The simulations in this letter solve single-fluid, resistive MHD equations with anisotropic heat conduction and radiative cooling, using a state-of-the-art simulation code (Huang et al., 2017). Similar to Innes et al. (2015), we use a Harris sheet equilibrium as the initial configuration, which is given by $B_{x}(y)=B_{0}\tanh(y/\delta)$ (Harris, 1962) where $\delta=10km$ is the half width of the current sheet; we adopt a Lundquist number of $10^{5}$, which is defined by $S=Lv_{A}/\eta$ with L the spatial scale, $v_{A}$ the Alfvén speed and $\eta$ the resistivity. We adopt the radiative loss estimated in Colgan et al. (2008). Assuming the simulation domain is in thermal equilibrium initially, background heating is added to balance the radiative loss at t=0 s. The resistive MHD equations are solved in a two-dimensional domain 2 Mm $\times$ 2 Mm on a grid of 2064 $\times$ 2048 grid points. In Figure 3 we show a subdomain enclosing the current sheet ($<1$ Mm) instead of the whole simulation domain. The $x$ direction is along the long axis of the current sheet and the $y$ direction perpendicular to the current sheet. Viscosity is not included in this qualitative study. Initially, at the asymptotic region, the Alfvén speed is 200 km/s, the number density $10^{10}$ cm^-3, the temperature $3\,10^{4}$ K and the plasma beta = 0.1. We did not include gravity and a stratified atmosphere in the current study. The fact that the spatial extent of a UV burst, and thus our computational domain, is smaller than the pressure scale height in the transition region at around 100,000 K justifies this assumption. Gravity and stratification would cause a density gradient along the outflow direction and possibly decrease the speed of reconnection outflows toward the Sun and slightly alter the red wings of line profiles. Nevertheless, we do not expect that including these two terms will qualitatively change our results.

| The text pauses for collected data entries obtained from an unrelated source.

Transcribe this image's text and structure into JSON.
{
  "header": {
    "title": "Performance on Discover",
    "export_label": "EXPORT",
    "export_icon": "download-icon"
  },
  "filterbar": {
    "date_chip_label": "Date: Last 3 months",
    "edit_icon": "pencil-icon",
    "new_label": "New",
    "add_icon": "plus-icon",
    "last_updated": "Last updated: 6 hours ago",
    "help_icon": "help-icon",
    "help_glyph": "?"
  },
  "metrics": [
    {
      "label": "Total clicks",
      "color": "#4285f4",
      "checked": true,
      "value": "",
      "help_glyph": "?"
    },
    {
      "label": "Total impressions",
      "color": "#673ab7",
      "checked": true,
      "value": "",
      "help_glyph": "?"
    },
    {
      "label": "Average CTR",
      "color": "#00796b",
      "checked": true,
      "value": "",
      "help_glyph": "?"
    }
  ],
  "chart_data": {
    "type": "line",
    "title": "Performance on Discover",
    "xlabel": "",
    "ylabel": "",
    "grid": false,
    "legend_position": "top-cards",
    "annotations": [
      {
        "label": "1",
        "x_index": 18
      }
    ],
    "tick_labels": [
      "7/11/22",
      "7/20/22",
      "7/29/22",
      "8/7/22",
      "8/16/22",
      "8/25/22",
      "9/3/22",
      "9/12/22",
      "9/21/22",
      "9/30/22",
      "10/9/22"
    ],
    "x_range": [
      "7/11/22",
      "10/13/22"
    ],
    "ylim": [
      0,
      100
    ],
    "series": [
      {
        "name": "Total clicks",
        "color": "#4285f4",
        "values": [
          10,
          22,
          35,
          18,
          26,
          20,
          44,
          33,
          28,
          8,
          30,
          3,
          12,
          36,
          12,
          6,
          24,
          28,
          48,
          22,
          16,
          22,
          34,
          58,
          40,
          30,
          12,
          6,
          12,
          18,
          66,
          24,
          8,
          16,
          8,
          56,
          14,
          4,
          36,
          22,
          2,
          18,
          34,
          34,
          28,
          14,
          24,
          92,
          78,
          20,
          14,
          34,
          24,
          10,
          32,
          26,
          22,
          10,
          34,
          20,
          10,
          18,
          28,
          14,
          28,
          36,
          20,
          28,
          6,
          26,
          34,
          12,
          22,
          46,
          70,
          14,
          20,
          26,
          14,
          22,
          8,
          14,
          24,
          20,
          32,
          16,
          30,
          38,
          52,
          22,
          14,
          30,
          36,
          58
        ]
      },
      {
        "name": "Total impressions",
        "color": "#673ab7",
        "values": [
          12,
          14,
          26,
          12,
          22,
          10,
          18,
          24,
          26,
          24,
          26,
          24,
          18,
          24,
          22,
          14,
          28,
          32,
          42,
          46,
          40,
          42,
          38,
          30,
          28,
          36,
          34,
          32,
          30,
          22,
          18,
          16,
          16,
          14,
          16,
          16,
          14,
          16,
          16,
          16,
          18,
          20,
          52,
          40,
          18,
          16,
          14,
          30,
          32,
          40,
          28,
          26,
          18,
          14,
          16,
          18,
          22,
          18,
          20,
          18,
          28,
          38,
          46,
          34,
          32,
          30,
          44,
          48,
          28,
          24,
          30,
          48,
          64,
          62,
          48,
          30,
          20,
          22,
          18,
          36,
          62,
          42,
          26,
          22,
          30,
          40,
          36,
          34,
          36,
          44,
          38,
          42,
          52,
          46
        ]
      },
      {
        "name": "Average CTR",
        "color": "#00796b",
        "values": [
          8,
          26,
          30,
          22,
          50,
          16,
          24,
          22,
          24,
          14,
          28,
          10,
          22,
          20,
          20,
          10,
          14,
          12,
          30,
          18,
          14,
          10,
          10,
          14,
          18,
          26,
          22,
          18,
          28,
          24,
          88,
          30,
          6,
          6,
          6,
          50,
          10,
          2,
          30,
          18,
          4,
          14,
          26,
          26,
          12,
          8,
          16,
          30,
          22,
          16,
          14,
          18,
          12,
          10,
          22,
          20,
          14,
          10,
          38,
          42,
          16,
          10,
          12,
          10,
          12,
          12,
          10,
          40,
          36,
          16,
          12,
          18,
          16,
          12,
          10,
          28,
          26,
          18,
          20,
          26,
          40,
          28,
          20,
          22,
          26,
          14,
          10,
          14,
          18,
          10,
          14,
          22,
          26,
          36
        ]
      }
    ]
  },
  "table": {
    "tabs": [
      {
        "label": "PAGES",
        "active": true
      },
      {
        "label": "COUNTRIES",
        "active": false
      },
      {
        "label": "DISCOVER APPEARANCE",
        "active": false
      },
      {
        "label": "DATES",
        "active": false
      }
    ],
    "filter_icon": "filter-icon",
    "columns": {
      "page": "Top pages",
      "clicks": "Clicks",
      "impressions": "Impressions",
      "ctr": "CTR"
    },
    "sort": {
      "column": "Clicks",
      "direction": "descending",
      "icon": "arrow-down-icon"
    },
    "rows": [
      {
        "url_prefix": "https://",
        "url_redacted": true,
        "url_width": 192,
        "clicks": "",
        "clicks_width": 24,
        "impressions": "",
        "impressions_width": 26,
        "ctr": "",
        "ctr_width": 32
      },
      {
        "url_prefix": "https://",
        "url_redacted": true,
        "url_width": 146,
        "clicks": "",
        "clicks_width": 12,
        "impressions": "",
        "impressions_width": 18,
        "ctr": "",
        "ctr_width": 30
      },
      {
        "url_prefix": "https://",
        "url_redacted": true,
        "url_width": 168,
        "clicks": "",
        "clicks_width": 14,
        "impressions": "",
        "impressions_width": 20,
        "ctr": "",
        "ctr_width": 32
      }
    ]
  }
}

Note that the simulation is conducted over a relatively narrow range of plasma parameters, which are chosen specifically to focus on the observed events in the temperature range of Si IV formation. The initial temperature is chosen to be 30,000 K so that the current sheet is at the lower range of the Si IV contribution function (weaker emission) in the slow phase and at the peak of the Si IV contribution function (stronger emission) in the fast phase. If we use lower initial temperatures (e.g. 10,000 K), the slow phase is less visible in Si IV but the emission in the fast phase will still be strong. It certainly is possible to imagine other scenarios in which the slow phase is too cool to be visible in the Si IV passband, the setup of our simulation in this paper is focused on UV bursts observed in Si IV with both phases visible.

In this paper, we present rare spectroscopic observations of the transition of a reconnecting current sheet from a slow quasi-continuous phase to a fast and impulsive phase. We find that the observations of events showing bidirectional flows followed quickly by triangular shaped-profiles are compatible with the growth of the plasmoid instability, which is an important prediction of theory but had not yet been validated by experimental or observational evidence until now. While theoretical work on this mechanism has been extensive, observational studies are typically more limited because of practical considerations (e.g., limitations of remote sensing). Thanks to the high temporal resolution and high sensitivity of the IRIS instrument, we can now, for the first time, shed light on the events preceding the impulsive phase of transition region UV bursts or explosive events. The new observations presented here have the special feature of capturing both the slow and the impulsive phases of the events, and the close correspondence with the simulation results make a compelling case for the interpretation based on the nonlinear plasma instability. These observations, which go further than previous reports (e.g., Innes et al., 1997, 2015; Hara et al., 2011) on plasmoids on the Sun, demonstrate that IRIS spectroscopic data can be used for diagnosing rapid reconnection dynamics on the Sun, thereby opening up opportunities for future studies that constrain theoretical models of magnetic reconnection.